Context Matters: The Dark Ages of Comics

The foci of comics changed with the times and did so in a highly creative manner that allowed for the development of different genres in order to keep the interest of the populace.  This change included the creation of Comics Code Authority and its Comics Code, both ways to regain some control in the face of McCarthyism by establishing its own body and making conciliatory changes itself instead of allowing the government to dictate changes.  McCarthyism targeted comics since they were part of media and a pop culture that allowed for the housing of possible “un-American” sentiments and actions.  Dr.

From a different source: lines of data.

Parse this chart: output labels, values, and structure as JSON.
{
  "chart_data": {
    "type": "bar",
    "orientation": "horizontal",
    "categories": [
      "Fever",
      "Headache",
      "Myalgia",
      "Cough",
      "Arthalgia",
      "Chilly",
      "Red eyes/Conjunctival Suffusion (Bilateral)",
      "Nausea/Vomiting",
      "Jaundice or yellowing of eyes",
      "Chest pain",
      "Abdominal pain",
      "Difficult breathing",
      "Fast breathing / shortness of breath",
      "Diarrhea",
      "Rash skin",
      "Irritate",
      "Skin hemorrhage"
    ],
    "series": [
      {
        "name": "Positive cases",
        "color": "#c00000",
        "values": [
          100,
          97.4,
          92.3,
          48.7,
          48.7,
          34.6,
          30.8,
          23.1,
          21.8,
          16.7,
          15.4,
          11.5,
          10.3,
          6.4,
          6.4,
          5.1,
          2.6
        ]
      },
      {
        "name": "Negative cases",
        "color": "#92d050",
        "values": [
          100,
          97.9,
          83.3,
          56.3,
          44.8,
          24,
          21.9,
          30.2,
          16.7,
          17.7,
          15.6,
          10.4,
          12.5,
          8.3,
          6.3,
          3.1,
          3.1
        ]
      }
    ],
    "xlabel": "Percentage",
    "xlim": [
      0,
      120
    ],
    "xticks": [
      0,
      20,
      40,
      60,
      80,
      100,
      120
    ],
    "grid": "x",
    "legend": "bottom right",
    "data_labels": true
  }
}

Fredric Wertham and his book The Seduction of the Innocent served to support and justify the targeting of comics.  The Smithsonian course “The Rise of Superheroes and Their Impact on Pop Culture” queries if the book is “[h]omophobic pseudo-science or is there some validity to what Wertham is saying?”. The book clearly promotes a sexist, xenophobic, and homophobic ideology from which comics were interpreted by Wertham.  When interpreting literature, some aspects that matter most are whether or not the interpretation can be supported, the quality of support, and the critical lens.  The support in this book tends to lack credibility, and the critical lens is flawed.  Yet, the text is valuable for many reasons, including the fact that it displays how much context always matters regarding understanding subject matter.  This holds true when viewing The Seduction of the Innocent as part of a greater arc: a response to and a product of the 1950s that was ushered in by fear of attack remaining from World War II and of financial difficulty remaining from the Great Depression and that was pushed out by the cultural revolution of the 1960s, which allowed comics to flourish once again.